Shawn Petty, the latest in Maryland’s unexpectedly long line of quarterbacks, is not overly emotional. He also wasn’t expected to play quarterback again after being recruited as a linebacker out of Greenbelt’s Eleanor Roosevelt High School.
It’s little surprise, then, that coaches and teammates believe the true freshman is eager for his chance to start Saturday against Georgia Tech, regardless of the plague of injuries that led to his unanticipated battlefield promotion.
“He didn’t show it, but I know he’s excited,” said defensive end Isaiah Ross who, like Petty, is a Roosevelt grad. “Coming out of high school, he came here to play linebacker, but he always told me he thinks he could play quarterback in college and nobody was going to give him a shot. Finally, this is his shot.”
Petty, who was not available for comment this week, received it only through the Terrapins’ extraordinarily bad luck. Presumptive starter C.J. Brown tore a knee ligament in August. His successor, Perry Hills, suffered the same injury Oct. 20 against N.C. State, and Devin Burns (Lisfranc) also was lost in that game.
Then Caleb Rowe, the lone remaining scholarship quarterback, tore his left anterior cruciate ligament in Saturday’s loss to Boston College.
That leaves the 6-foot-1 Petty, a left-hander who is perhaps conservatively listed at 230 pounds and looks every bit like a linebacker, to try to finish the season for the Terps (4-4, 2-2 ACC).
It is a far-from-optimal situation for Maryland, though Petty’s attitude helps. Offensive coordinator Mike Locksley noticed a far bigger smile from the freshman in meetings than he ever did when Petty was logging time on the defensive scout team during the first half of the season.
“He’s into being a quarterback, and I think for him and for us it’s probably a benefit,” Locksley said. “If this is something he really wants — and I think he wants to prove he can be a quarterback at this level even though he was recruited to be a linebacker — I love that because then I know he’ll put everything into being prepared and put everything into going out and executing. You can work with a guy that wants to do it.”
Petty threw for 1,300 yards and 15 touchdowns as a high school senior and rushed for 550 yards in what figured to be his last real action under center. There also was virtually no chance he would play this season on defense; Saturday was the first time he traveled to a road game this year.
Yet just one week after moving back to offense, things have changed considerably.

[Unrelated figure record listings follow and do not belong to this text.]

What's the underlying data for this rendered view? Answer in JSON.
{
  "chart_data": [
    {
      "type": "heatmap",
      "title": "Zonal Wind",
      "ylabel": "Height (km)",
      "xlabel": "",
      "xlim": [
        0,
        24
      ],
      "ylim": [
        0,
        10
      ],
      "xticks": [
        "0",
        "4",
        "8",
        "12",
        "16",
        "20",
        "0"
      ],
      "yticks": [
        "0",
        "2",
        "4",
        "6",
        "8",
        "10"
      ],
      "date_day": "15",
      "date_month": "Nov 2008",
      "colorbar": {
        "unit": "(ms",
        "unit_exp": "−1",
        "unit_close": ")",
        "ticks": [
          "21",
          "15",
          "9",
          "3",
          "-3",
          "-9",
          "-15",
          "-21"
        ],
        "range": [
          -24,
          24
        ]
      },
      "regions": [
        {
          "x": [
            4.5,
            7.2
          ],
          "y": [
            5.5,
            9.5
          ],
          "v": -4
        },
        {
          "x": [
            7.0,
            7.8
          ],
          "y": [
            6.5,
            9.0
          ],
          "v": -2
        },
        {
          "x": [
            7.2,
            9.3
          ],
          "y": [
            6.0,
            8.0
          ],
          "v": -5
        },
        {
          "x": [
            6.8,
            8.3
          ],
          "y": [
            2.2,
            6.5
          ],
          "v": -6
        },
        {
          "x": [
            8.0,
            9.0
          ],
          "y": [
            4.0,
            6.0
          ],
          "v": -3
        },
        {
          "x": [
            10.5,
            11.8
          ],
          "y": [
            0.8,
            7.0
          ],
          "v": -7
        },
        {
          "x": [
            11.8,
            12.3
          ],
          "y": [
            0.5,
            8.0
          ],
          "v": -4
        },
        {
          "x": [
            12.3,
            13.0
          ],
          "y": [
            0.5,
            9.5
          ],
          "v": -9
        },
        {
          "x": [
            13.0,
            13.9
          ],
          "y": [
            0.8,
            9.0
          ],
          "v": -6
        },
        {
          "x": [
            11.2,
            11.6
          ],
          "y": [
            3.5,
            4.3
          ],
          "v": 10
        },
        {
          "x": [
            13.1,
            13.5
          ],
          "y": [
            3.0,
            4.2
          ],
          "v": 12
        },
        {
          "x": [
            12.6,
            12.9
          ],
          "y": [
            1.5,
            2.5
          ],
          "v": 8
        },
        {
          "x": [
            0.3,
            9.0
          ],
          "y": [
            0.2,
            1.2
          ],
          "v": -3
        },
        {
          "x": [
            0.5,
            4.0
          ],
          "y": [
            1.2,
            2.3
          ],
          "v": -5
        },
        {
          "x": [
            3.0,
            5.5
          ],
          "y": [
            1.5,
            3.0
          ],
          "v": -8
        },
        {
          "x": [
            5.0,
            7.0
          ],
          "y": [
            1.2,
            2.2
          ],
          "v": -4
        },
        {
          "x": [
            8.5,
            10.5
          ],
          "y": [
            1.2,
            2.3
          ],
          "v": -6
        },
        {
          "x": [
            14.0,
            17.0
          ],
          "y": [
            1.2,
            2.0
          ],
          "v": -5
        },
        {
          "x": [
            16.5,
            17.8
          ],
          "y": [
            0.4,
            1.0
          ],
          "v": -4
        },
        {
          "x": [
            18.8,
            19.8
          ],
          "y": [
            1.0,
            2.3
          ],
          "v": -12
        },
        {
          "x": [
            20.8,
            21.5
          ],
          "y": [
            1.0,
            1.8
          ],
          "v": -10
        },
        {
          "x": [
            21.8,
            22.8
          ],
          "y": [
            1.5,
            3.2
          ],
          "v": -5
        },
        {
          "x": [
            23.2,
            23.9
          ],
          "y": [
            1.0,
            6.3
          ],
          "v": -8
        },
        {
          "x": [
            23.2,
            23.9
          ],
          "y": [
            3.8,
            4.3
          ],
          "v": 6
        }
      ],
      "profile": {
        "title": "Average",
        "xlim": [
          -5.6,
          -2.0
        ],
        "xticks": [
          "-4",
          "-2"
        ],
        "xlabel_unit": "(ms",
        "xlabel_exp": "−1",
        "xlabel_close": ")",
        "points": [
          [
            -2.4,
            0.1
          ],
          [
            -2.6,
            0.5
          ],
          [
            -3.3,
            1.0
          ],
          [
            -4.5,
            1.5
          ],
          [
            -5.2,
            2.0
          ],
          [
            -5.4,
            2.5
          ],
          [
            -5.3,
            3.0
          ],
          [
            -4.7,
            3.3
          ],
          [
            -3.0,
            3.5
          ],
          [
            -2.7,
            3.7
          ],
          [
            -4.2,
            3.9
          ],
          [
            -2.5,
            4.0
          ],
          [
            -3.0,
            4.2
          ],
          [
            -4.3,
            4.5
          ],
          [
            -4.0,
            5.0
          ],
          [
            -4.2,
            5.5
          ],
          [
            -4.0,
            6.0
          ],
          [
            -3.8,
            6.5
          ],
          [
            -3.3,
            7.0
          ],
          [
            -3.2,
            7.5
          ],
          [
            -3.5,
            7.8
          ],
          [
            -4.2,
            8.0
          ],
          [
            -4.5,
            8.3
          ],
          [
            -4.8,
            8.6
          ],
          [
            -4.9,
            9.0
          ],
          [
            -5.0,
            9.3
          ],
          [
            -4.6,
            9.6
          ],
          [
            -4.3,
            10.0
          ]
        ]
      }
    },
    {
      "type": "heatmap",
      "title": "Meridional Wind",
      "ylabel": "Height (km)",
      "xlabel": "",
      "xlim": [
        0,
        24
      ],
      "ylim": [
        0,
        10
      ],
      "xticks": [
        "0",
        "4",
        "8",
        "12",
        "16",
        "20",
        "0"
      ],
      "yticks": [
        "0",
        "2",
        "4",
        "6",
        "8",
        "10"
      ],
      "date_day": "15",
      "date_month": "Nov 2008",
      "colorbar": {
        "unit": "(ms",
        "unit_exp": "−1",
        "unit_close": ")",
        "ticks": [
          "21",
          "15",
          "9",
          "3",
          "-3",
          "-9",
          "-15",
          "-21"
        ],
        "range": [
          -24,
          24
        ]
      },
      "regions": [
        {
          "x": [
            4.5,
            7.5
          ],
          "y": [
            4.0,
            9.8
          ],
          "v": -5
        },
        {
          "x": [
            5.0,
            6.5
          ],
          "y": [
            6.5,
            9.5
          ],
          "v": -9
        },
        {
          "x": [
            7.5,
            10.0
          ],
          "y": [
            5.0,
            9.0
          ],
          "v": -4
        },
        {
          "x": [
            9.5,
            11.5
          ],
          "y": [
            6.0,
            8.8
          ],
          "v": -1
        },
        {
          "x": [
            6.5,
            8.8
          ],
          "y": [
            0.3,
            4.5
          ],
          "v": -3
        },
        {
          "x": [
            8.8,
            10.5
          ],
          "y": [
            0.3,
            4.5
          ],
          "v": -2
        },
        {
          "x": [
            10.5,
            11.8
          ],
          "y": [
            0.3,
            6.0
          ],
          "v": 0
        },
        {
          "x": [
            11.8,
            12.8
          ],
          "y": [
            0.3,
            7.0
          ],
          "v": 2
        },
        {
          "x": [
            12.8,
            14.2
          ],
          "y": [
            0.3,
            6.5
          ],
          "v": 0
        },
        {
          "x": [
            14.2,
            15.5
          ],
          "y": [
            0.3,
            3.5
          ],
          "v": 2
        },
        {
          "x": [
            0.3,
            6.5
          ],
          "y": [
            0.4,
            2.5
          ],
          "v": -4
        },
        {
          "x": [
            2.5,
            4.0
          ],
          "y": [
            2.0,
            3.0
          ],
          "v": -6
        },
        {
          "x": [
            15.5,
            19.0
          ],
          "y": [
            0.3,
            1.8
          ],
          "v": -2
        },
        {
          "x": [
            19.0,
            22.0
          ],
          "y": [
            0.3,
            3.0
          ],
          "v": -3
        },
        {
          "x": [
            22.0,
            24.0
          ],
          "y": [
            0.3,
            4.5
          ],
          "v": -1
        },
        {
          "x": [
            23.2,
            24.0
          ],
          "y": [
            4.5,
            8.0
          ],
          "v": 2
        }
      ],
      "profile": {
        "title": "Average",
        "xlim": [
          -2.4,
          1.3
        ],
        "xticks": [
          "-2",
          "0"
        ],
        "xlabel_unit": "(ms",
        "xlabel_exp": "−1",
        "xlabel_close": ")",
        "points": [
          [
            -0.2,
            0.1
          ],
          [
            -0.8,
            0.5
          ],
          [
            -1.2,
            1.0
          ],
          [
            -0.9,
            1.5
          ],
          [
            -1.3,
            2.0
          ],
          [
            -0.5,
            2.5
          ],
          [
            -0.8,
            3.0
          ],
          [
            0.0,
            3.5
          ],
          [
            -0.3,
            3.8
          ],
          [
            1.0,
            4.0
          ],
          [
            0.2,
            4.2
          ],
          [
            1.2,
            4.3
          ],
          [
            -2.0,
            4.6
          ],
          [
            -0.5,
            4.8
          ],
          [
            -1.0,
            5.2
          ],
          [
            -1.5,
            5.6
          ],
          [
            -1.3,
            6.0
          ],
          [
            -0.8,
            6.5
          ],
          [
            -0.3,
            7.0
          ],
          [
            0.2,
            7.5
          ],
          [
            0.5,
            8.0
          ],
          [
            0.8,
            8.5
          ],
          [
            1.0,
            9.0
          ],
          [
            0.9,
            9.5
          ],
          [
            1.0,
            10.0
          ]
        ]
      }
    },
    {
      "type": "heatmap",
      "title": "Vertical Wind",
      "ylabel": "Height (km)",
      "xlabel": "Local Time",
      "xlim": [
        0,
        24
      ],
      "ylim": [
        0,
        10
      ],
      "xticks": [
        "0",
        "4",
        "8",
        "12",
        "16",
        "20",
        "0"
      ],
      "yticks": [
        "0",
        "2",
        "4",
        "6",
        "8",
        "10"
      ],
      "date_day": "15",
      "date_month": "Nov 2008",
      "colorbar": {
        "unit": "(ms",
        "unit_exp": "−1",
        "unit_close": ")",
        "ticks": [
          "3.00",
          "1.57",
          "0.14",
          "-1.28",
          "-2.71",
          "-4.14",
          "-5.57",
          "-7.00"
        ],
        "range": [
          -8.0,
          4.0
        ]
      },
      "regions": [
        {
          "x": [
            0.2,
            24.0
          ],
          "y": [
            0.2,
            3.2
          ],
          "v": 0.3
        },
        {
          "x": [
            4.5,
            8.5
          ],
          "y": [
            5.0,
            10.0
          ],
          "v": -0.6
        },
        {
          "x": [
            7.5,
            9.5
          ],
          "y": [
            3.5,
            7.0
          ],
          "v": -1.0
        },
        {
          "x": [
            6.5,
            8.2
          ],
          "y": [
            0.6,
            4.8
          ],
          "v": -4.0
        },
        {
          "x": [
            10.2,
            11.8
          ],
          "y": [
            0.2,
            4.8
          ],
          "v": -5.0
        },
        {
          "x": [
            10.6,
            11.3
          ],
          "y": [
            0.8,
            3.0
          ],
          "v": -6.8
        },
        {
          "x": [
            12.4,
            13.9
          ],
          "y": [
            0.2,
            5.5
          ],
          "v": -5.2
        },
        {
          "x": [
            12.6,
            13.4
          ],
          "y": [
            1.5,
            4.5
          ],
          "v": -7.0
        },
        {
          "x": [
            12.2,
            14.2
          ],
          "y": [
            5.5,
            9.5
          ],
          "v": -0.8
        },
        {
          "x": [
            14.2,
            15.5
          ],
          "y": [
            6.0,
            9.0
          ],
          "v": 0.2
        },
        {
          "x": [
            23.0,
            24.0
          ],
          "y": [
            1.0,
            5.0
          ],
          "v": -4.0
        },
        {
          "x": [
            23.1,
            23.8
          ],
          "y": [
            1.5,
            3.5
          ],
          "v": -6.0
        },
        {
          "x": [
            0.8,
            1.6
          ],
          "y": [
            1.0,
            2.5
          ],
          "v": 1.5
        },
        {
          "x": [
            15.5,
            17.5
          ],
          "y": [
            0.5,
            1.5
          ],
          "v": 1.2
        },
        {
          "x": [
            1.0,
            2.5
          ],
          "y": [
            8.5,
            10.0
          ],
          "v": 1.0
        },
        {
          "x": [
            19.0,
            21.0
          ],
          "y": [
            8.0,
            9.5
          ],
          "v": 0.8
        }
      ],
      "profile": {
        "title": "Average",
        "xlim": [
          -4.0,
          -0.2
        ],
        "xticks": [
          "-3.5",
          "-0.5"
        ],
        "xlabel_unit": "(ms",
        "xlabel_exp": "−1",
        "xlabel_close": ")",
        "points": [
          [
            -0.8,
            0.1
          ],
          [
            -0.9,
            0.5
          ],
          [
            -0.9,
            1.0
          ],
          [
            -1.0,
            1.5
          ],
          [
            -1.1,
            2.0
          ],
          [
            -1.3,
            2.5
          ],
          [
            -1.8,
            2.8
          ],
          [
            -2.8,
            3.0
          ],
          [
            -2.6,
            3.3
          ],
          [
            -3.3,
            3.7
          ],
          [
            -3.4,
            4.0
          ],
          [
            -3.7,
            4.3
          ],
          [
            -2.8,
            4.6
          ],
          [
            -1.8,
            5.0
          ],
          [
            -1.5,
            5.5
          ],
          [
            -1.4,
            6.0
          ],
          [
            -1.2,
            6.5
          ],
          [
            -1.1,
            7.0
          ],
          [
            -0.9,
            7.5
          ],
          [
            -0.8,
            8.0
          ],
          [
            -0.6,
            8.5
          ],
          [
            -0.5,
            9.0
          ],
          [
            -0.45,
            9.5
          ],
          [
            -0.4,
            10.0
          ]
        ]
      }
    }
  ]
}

“To be able to go out there and just play your true freshman year is super exciting and to do it at quarterback is even more surreal, I guess you could say,” center Evan Mulrooney said. “He’s really stepped up to the plate. He’s out there calling the plays and it seems like he’s been here forever playing quarterback with how he holds himself in the huddle.”
Coach Randy Edsall, who called Petty “a quarterback at heart,” also was impressed with the amount Petty picked up in recent days. What percentage of the playbook the Terps will be able to run against Georgia Tech (3-5, 2-3) is uncertain.
For all that’s in doubt for Maryland, though, Petty’s total embrace of his bizarre shot at quarterback is unquestioned.
“His personality for the situation we’re going into is probably pretty good,” Edsall said. “He doesn’t get real excited and haven’t seen him down in the dumps. He’s just looking for the opportunity and looking forward to taking advantage of it.”
NOTES: Petty will continue to wear No. 31, while his backup (tight end Brian McMahon) will remain No. 87. Quarterbacks typically wear jerseys either in the single digits or in the teens. “It’ll be a little bit different,” Edsall said. “It’ll give everybody something to talk about: ‘Look, No. 31 is playing quarterback. No. 87 is playing quarterback.’”
Edsall said it is “to be determined” who will be the No. 3 quarterback. “Now you’re jinxing me already by even asking that question,” he said.